The preliminary results of this ongoing study demonstrate the technical feasibility of DL-based MR-only RTP in terms of synthetic CT conversion and OAR delineation for static head&neck and pelvis anatomies. DL-based MR to synthetic CT image translation eliminates the need for an extra planning CT (required for dose calculation) and thereby enables an MR-only workflow. On the other hand, DL-based OAR auto-contouring shortcuts the manual contouring (~4h per patient) resulting in significant time and cost savings. Using standardized MR imaging protocols in combination with DL-based MR image reconstruction also shortens the overall scan time which is specifically important for MR imaging in fixation using e.g. a thermoplastic head mask as it is usually the case for head&neck patients.

Acknowledgements

This research is part of the Deep MR-only Radiation Therapy activity (project numbers: 19037, 20648) that has received funding from EIT Health. EIT Health is supported by the European Institute of Innovation and Technology (EIT), a body of the European Union and receives support from the European Union´s Horizon 2020 research and innovation program.

References

  1. McGee et al (2016). MRI in radiation oncology: Underserved needs. MRM 75(1), 11-4.
  2. LeCun et al (2015). Deep learning. Nature 521(7553), 436-44.
  3. Engström et al (2020). In‐phase zero TE musculoskeletal imaging. MRM 83(1), 195-202.
  4. Lebel (2020). Performance characterization of a novel deep learning-based MR image reconstruction pipeline. arXiv preprint arXiv:2008.06559.
  5. Wiesinger et al (2018). Zero TE‐based pseudo‐CT image conversion in the head and its application in PET/MR attenuation correction and MR‐guided radiation therapy planning. MRM 80(4), 1440-1451.
  6. Kaushik et al (2018). Deep Learning based pseudo-CT computation and its application for PET/MR attenuation correction and MR-guided radiation therapy planning. ISMRM 2018: p.1253.
  7. Rusko et al (2020). Automated organ delineation in T2 head MRI using combined 2D and 3D convolutional neural networks. ESTRO 2020: PO-1709.

Figures

Figure 1: In-phase ZTE without (top) and with 2xFOV extension plus DL image reconstruction (2nd row) for head&neck, together with corresponding DL derived synthetic CT (3rd row) and true CT (bottom row).
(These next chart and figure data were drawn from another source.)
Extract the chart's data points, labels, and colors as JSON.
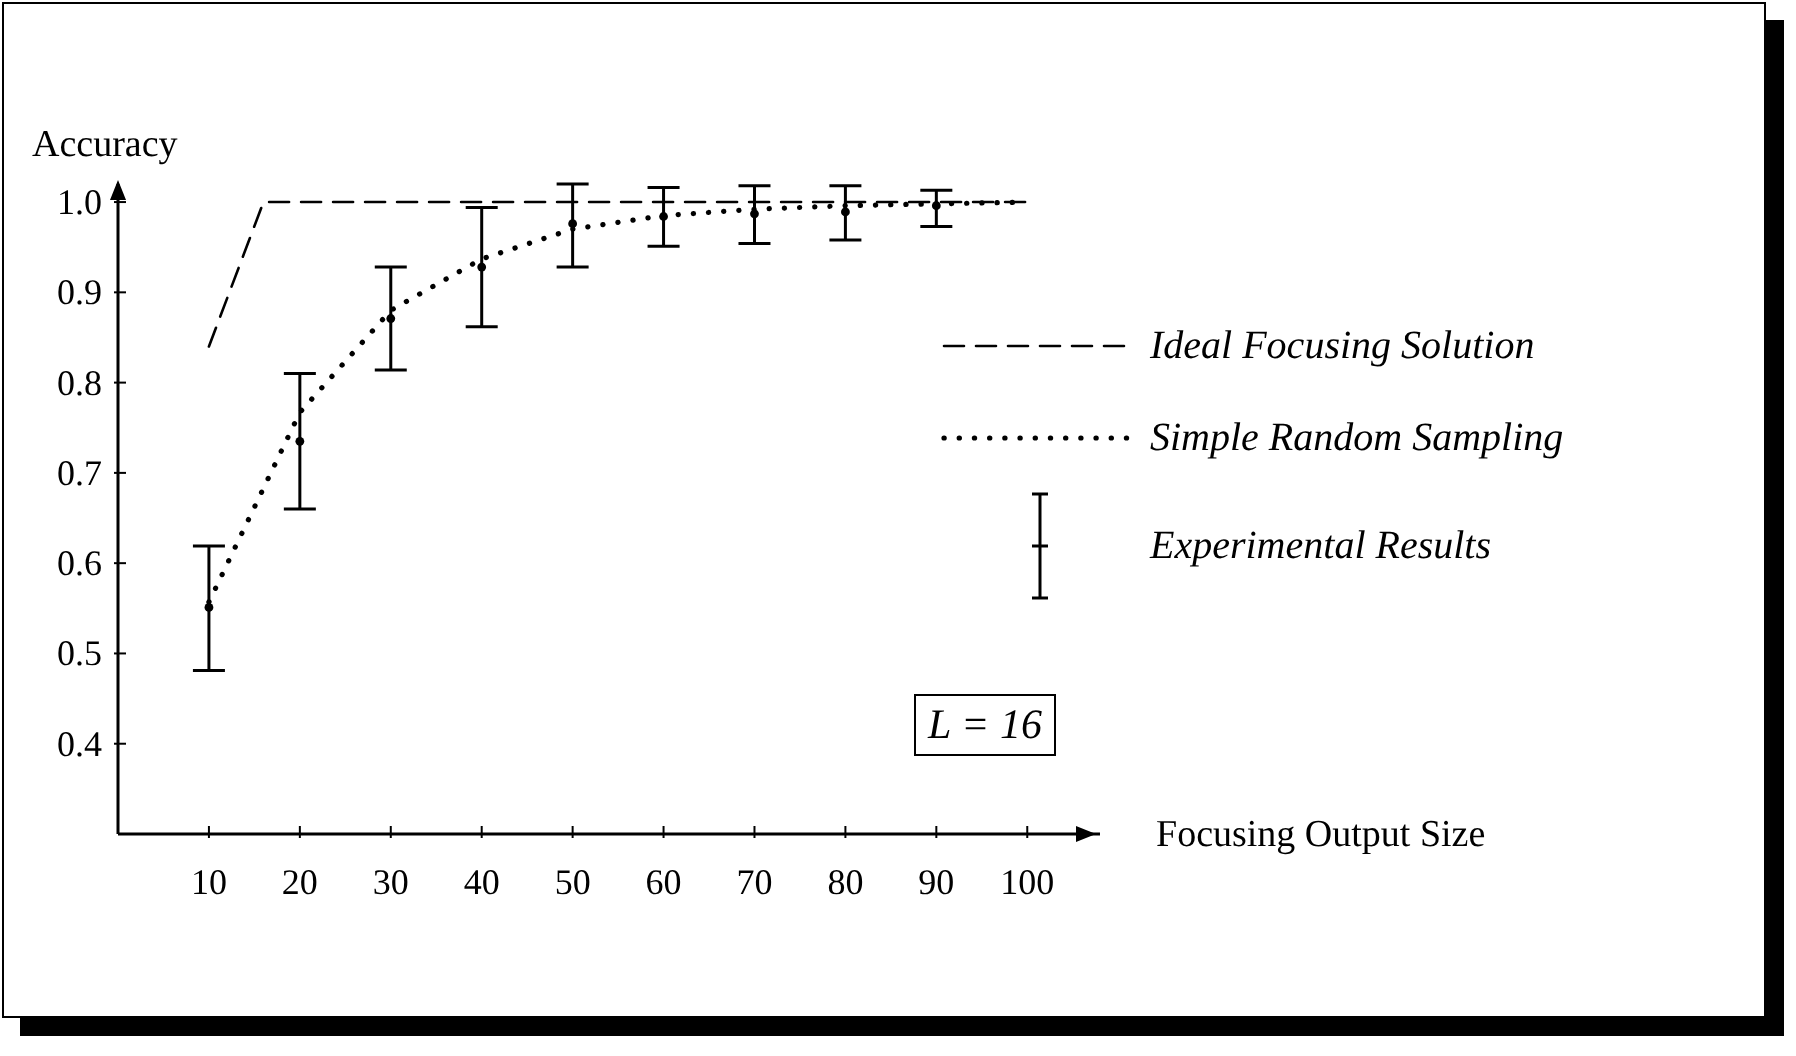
{
  "chart_data": {
    "type": "line",
    "xlabel": "Focusing Output Size",
    "ylabel": "Accuracy",
    "xlim": [
      0,
      108
    ],
    "ylim": [
      0.3,
      1.02
    ],
    "xticks": [
      10,
      20,
      30,
      40,
      50,
      60,
      70,
      80,
      90,
      100
    ],
    "yticks": [
      {
        "value": 0.4,
        "label": "0.4"
      },
      {
        "value": 0.5,
        "label": "0.5"
      },
      {
        "value": 0.6,
        "label": "0.6"
      },
      {
        "value": 0.7,
        "label": "0.7"
      },
      {
        "value": 0.8,
        "label": "0.8"
      },
      {
        "value": 0.9,
        "label": "0.9"
      },
      {
        "value": 1.0,
        "label": "1.0"
      }
    ],
    "grid": false,
    "legend": "right",
    "annotations": [
      "L = 16"
    ],
    "series": [
      {
        "name": "Ideal Focusing Solution",
        "line_style": "dashed",
        "color": "#000000",
        "x": [
          10,
          16,
          100
        ],
        "values": [
          0.84,
          1.0,
          1.0
        ]
      },
      {
        "name": "Simple Random Sampling",
        "line_style": "dotted",
        "color": "#000000",
        "x": [
          10,
          20,
          30,
          40,
          50,
          60,
          70,
          80,
          90,
          100
        ],
        "values": [
          0.557,
          0.767,
          0.88,
          0.937,
          0.97,
          0.985,
          0.992,
          0.996,
          0.998,
          1.0
        ]
      },
      {
        "name": "Experimental Results",
        "type": "scatter",
        "color": "#000000",
        "x": [
          10,
          20,
          30,
          40,
          50,
          60,
          70,
          80,
          90
        ],
        "values": [
          0.551,
          0.735,
          0.871,
          0.928,
          0.976,
          0.984,
          0.987,
          0.989,
          0.996
        ],
        "errors": [
          [
            0.481,
            0.619
          ],
          [
            0.66,
            0.81
          ],
          [
            0.814,
            0.928
          ],
          [
            0.862,
            0.994
          ],
          [
            0.928,
            1.02
          ],
          [
            0.951,
            1.016
          ],
          [
            0.954,
            1.018
          ],
          [
            0.958,
            1.018
          ],
          [
            0.973,
            1.013
          ]
        ]
      }
    ]
  }
}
Figure 2: In-phase ZTE without (top) and with 2xFOV extension plus DL image reconstruction (2nd row) for pelvis, together with corresponding DL derived synthetic CT (3rd row) and true CT (bottom row).

Figure 3: 2D T2 PROPELLER based automated OAR segmentation in the head & neck (i.e. brain, brainstem, eyes, lens, optic nerves, chiasm, pituitary gland, cochlea, parotid glands, mandible, oral cavity, submandibular glands, larynx, spinal cord, and body contour).

Figure 4: 3D T2 CUBE based automated OAR segmentation in the pelvis (i.e. femurs, bladder, prostate, rectum, and body contour).